ECLI:NL:TDIVBC:1999:3 Veterinair Beroepscollege 's-Gravenhage VB 1998-11

ECLI: ECLI:NL:TDIVBC:1999:3
Datum uitspraak: 28-04-1999
Datum publicatie: 02-10-2013
Zaaknummer(s): VB 1998-11
Onderwerp: Honden
Beslissingen:
Inhoudsindicatie: Total hip operatie bij hond en plaatsing heupprothese.

V E T E R I N A I R    B E R O E P S C O L L E G  E

Dossiernummer: VB 98/11

Uitspraak

in de zaak van

X

wonende te A

appellant van een uitspraak

van 28 mei 1998  van het

Veterinair Tuchtcollege (97/057)

1.    Het verloop van de procedure

Het Veterinair  Tuchtcollege heeft bij uitspraak  van 28 mei 1998, verzonden op 8 juli 1998, gegrond verklaard de klacht van Y, wonende te B (hierna te noemen klager), voor zover deze betrekking heeft op de klacht dat X, dierenarts te A (hierna te noemen appellant), te kort is geschoten in de zorg die hij in zijn hoedanigheid van dierenarts had behoren te betrachten ten opzichte van de hond van klager, met betrekking tot welk dier zijn hulp was ingeroepen, doordat appellant een onjuist advies heeft verstrekt en de hond onjuist heeft behandeld. Het Veterinair Tuchtcollege heeft op die grond aan  appellant de maatregel van  een berisping, als bedoeld in  artikel 16, eerste lid, aanhef en onder b, van de Wet op de uitoefening van de diergeneeskunde 1990, opgelegd. Voor het overige heeft het Veterinair Tuchtcollege de klacht ongegrond verklaard.
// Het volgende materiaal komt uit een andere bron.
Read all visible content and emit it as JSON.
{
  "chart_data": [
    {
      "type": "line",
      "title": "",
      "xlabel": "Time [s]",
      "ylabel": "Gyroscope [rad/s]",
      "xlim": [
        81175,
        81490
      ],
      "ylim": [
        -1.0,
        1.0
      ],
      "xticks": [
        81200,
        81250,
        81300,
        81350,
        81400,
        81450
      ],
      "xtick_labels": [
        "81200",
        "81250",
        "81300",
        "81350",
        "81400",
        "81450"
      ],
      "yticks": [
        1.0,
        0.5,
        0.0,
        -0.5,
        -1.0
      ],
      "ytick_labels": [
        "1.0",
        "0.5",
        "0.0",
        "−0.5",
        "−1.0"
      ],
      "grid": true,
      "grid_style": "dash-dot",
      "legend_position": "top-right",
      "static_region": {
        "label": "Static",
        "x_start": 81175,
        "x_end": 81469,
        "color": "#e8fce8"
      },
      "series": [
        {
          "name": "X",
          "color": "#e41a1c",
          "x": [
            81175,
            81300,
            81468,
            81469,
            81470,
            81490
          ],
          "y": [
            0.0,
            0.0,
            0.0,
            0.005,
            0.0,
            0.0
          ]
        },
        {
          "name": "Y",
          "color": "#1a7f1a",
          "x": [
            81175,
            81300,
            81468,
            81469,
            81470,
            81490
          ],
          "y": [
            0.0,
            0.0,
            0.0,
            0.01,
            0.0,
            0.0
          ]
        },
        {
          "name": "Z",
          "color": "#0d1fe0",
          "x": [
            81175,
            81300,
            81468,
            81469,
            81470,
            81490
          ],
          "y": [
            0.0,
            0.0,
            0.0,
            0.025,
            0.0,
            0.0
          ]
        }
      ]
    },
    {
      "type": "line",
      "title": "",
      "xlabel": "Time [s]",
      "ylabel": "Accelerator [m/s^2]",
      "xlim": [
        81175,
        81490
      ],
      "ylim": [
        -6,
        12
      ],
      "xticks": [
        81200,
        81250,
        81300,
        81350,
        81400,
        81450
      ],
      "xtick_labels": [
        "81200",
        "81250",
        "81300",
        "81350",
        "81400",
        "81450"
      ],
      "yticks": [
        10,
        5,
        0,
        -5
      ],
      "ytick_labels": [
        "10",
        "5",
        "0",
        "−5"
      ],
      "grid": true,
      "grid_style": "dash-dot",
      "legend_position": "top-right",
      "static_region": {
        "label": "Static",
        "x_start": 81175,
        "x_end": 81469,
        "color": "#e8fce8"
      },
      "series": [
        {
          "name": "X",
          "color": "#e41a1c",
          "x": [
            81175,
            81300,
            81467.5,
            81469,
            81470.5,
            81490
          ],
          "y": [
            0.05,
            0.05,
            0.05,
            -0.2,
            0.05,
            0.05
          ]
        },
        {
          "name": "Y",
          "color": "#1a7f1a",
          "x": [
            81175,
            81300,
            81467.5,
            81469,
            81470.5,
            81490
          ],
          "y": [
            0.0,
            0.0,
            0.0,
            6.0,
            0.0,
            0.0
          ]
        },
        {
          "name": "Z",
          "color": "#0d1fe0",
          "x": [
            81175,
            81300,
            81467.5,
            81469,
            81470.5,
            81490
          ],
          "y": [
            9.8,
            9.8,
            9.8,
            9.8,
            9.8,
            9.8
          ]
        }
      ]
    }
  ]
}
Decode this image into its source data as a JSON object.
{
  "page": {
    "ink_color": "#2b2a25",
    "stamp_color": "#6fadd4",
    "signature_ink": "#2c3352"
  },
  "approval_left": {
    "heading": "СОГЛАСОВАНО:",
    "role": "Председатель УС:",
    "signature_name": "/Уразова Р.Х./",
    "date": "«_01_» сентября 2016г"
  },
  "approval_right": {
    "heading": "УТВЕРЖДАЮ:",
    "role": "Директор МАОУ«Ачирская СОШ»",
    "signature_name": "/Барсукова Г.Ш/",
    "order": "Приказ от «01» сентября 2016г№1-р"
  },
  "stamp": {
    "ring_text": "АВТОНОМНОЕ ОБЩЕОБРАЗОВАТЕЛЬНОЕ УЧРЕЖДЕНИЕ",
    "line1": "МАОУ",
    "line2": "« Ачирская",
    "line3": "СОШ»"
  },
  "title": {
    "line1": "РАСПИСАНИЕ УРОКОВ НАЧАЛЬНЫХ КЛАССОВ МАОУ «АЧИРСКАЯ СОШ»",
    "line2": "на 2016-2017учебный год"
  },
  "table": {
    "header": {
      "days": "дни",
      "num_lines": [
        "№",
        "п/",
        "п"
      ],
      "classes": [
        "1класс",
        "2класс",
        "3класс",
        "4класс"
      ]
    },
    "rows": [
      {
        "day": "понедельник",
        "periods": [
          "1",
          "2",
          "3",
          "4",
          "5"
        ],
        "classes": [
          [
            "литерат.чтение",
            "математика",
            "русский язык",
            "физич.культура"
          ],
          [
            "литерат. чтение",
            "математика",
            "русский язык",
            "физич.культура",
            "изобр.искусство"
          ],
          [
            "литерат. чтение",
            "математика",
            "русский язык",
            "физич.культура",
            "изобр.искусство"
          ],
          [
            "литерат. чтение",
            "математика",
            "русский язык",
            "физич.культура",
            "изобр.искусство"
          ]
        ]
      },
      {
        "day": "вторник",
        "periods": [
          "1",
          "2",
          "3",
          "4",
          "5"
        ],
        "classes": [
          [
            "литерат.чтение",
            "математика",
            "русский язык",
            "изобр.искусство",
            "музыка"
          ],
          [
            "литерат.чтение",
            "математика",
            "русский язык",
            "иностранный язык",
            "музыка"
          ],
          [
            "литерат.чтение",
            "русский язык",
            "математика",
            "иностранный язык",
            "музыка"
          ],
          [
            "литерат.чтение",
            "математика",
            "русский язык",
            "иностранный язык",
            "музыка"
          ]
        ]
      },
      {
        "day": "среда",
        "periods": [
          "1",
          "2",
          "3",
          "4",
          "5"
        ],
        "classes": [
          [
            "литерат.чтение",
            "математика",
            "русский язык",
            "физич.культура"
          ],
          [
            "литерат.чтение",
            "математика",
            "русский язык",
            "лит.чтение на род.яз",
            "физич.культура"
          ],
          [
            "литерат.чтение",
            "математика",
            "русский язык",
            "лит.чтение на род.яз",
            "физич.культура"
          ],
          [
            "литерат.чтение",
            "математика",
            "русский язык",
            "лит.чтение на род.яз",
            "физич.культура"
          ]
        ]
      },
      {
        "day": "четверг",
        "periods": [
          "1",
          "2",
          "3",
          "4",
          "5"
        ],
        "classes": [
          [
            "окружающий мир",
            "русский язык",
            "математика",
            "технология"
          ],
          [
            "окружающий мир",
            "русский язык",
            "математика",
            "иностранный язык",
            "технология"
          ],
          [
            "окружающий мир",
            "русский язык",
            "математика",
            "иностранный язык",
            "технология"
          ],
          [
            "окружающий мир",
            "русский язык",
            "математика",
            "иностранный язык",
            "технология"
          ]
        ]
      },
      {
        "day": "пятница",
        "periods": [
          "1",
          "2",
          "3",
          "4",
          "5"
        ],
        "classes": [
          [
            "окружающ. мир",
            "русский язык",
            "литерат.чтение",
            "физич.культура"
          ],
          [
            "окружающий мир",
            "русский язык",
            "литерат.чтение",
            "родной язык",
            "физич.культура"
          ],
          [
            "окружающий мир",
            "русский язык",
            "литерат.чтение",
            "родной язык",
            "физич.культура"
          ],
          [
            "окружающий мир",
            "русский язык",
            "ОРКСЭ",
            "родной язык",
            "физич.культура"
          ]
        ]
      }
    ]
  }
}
Appellant heeft bij beroepschrift, gedateerd 20 juli 1998 en op 24 juli1998 binnengekomen bij het Veterinair Beroepscollege, aangevuld bij schrijven van 27 augustus 1998, met drie bijlagen,  beroep ingesteld tegen voormelde beslissing  van het Veterinair Tuchtcollege.

Klager heeft bij  schrijven van 29 september1998 op het beroepschrift gereageerd.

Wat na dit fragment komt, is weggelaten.